Immanuel Kant wrote in the Groundwork for the Metaphysics of Morals, “Act as though the maxim of your action were to become, through your will, a universal law of nature.”
Kant, like several other enlightenment thinkers, believed that there were certain principles that could be arrived at apriori (prior to experience, theoretically), that were independent of the subjectivity that experience brings to our worldview. To Kant, reason was a tool that all human beings possessed, which could lead them to an unquestionable, universally acceptable moral code. To put it crudely, Kant believed that by exercising rationality, we could all come to the same conclusions as to what is good and right (what ought to be a “universal law of nature”), and what isn’t.
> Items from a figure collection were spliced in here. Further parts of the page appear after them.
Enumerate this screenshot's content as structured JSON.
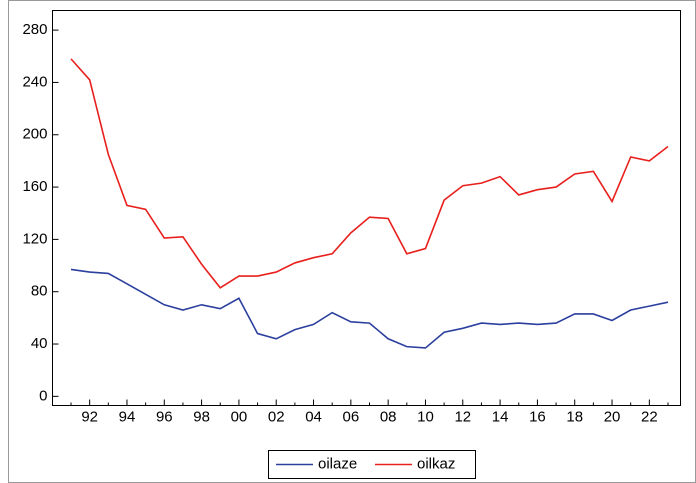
{
  "chart_data": {
    "type": "line",
    "categories": [
      null,
      "92",
      null,
      "94",
      null,
      "96",
      null,
      "98",
      null,
      "00",
      null,
      "02",
      null,
      "04",
      null,
      "06",
      null,
      "08",
      null,
      "10",
      null,
      "12",
      null,
      "14",
      null,
      "16",
      null,
      "18",
      null,
      "20",
      null,
      "22",
      null
    ],
    "series": [
      {
        "name": "oilaze",
        "color": "#2b3f9e",
        "values": [
          97,
          95,
          94,
          86,
          78,
          70,
          66,
          70,
          67,
          75,
          48,
          44,
          51,
          55,
          64,
          57,
          56,
          44,
          38,
          37,
          49,
          52,
          56,
          55,
          56,
          55,
          56,
          63,
          63,
          58,
          66,
          69,
          72
        ]
      },
      {
        "name": "oilkaz",
        "color": "#e8201d",
        "values": [
          258,
          242,
          185,
          146,
          143,
          121,
          122,
          101,
          83,
          92,
          92,
          95,
          102,
          106,
          109,
          125,
          137,
          136,
          109,
          113,
          150,
          161,
          163,
          168,
          154,
          158,
          160,
          170,
          172,
          149,
          183,
          180,
          191
        ]
      }
    ],
    "ylim": [
      -7,
      295
    ],
    "yticks": [
      0,
      40,
      80,
      120,
      160,
      200,
      240,
      280
    ],
    "grid": false,
    "legend": "bottom"
  }
}
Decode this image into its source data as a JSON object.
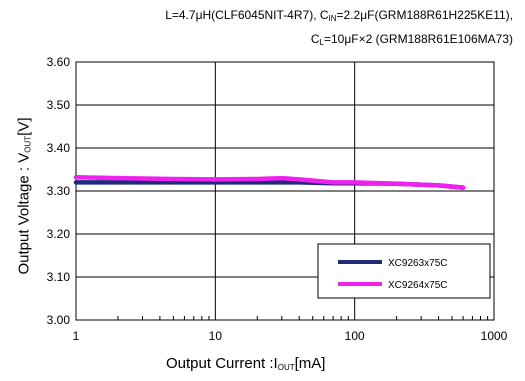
{
  "conditions": {
    "line1_a": "L=4.7",
    "line1_b": "μH(CLF6045NIT-4R7),  C",
    "line1_sub": "IN",
    "line1_c": "=2.2",
    "line1_d": "μF(GRM188R61H225KE11),",
    "line2_a": "C",
    "line2_sub": "L",
    "line2_b": "=10",
    "line2_c": "μF×2 (GRM188R61E106MA73)"
  },
  "chart_data": {
    "type": "line",
    "x_scale": "log",
    "xlim": [
      1,
      1000
    ],
    "ylim": [
      3.0,
      3.6
    ],
    "x_ticks": [
      "1",
      "10",
      "100",
      "1000"
    ],
    "x_tick_values": [
      1,
      10,
      100,
      1000
    ],
    "y_ticks": [
      "3.00",
      "3.10",
      "3.20",
      "3.30",
      "3.40",
      "3.50",
      "3.60"
    ],
    "y_tick_values": [
      3.0,
      3.1,
      3.2,
      3.3,
      3.4,
      3.5,
      3.6
    ],
    "xlabel_main": "Output Current :I",
    "xlabel_sub": "OUT",
    "xlabel_unit": "[mA]",
    "ylabel_main": "Output Voltage : V",
    "ylabel_sub": "OUT",
    "ylabel_unit": "[V]",
    "grid": "major",
    "legend_position": "bottom-right",
    "series": [
      {
        "name": "XC9263x75C",
        "color": "#1f2a7a",
        "x": [
          1,
          2,
          5,
          10,
          20,
          40,
          70,
          100,
          200,
          400,
          600
        ],
        "y": [
          3.32,
          3.32,
          3.32,
          3.32,
          3.32,
          3.32,
          3.318,
          3.318,
          3.317,
          3.313,
          3.308
        ]
      },
      {
        "name": "XC9264x75C",
        "color": "#ee22ee",
        "x": [
          1,
          2,
          5,
          10,
          20,
          30,
          40,
          70,
          100,
          200,
          400,
          600
        ],
        "y": [
          3.332,
          3.33,
          3.328,
          3.327,
          3.328,
          3.33,
          3.327,
          3.32,
          3.32,
          3.317,
          3.313,
          3.308
        ]
      }
    ]
  }
}
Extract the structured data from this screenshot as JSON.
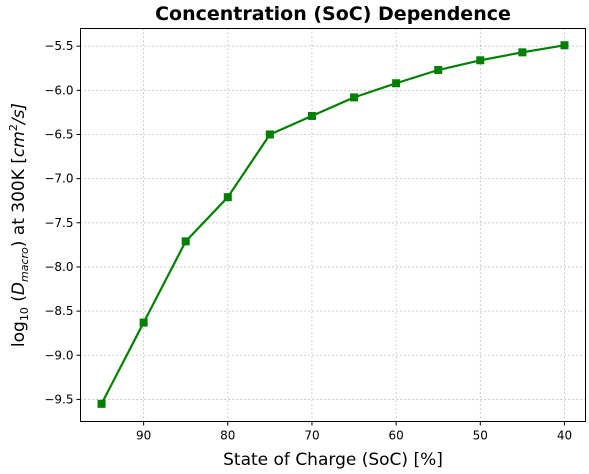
{
  "chart_data": {
    "type": "line",
    "title": "Concentration (SoC) Dependence",
    "xlabel": "State of Charge (SoC) [%]",
    "ylabel_parts": {
      "log": "log",
      "log_sub": "10",
      "open": "(",
      "var": "D",
      "var_sub": "macro",
      "close": ") at 300K [",
      "unit": "cm",
      "unit_sup": "2",
      "unit_tail": "/s]"
    },
    "x_reversed": true,
    "xlim": [
      97.5,
      37.5
    ],
    "ylim": [
      -9.75,
      -5.3
    ],
    "x_ticks": [
      90,
      80,
      70,
      60,
      50,
      40
    ],
    "x_tick_labels": [
      "90",
      "80",
      "70",
      "60",
      "50",
      "40"
    ],
    "y_ticks": [
      -9.5,
      -9.0,
      -8.5,
      -8.0,
      -7.5,
      -7.0,
      -6.5,
      -6.0,
      -5.5
    ],
    "y_tick_labels": [
      "−9.5",
      "−9.0",
      "−8.5",
      "−8.0",
      "−7.5",
      "−7.0",
      "−6.5",
      "−6.0",
      "−5.5"
    ],
    "grid": true,
    "series": [
      {
        "color": "#008000",
        "marker": "square",
        "x": [
          95,
          90,
          85,
          80,
          75,
          70,
          65,
          60,
          55,
          50,
          45,
          40
        ],
        "y": [
          -9.55,
          -8.63,
          -7.71,
          -7.21,
          -6.5,
          -6.29,
          -6.08,
          -5.92,
          -5.77,
          -5.66,
          -5.57,
          -5.49
        ]
      }
    ]
  }
}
Philosophy, over time, has moved on to recognize subjectivity, embracing experience and questioning long held notions of “truth.” Yet in practice, rationalizing complex situations in abstraction seems to be the predominant method of decision making, even today.
In my two semesters at the MDP program, morals, ideals and their relationship to development work have been discussed extensively. We seem to largely agree that one of the biggest mistakes that development practitioners seem to make, time and again, is determining in a vacuum what communities want and need, without any real input from the community or a real understanding of its particularities. Who are we to impose our values on people whose lives we are so removed from that we cannot hope to understand their perspective from afar? We live our academic lives in a world of P Values and regressions, not always realizing that at the core of everything we do is a set of firmly held ideals that we are usually unwilling to compromise; ideals that may be different from those of the communities with whom we hope to work.
It’s important to understand that these ideals are constructed and are not universally accepted. They are what we have come to possess as the result of the kind of education we received and the environment in which we grew up. One may argue that some things (scientific facts, for example) are objective truths, and that with the “right” kind of education and exposure to the “right” kind of information, all human beings will recognize them to be true. However, the question that remains is: are we justified in imposing our values and ideals (irrespective of their validity) on communities that function with a different set of values and ideals?
I am of the opinion that imposition is almost never justified; and even if it is justifiable, never fruitful. As development practitioners, it is important for us to relinquish the goal of ensuring that communities live a life deemed suitable by our standards, and instead move into a paradigm where our job is to ensure that all members of the communities we work with are empowered to make their own decisions about how to live their life. We are responsible for building the capabilities of community members and providing them with a fair opportunity to achieve whatever it is they might want to. If there are internal hierarchies within communities, or systems that we perceive to be unfair, we cannot hope to rectify them by assuming some sort of authority over community members and dictating what they must do. The only way to bring about change effectively is to bring about change from within, rather than imposing it from the outside.
For this reason, the definition given to development by Amartya Sen appeals to me greatly. Sen defines development as the expansion of the freedoms and capabilities for human beings. Development, by this definition, requires individuals to be given the access, opportunity and ability to aspire to and achieve the things they value.
There is a need to move away from measuring development by income, assets or even happiness, and towards measuring it by the extent of empowerment and the expansion of capabilities and opportunities. I expect that actualizing this change is one of the biggest professional challenges we will face in the coming years.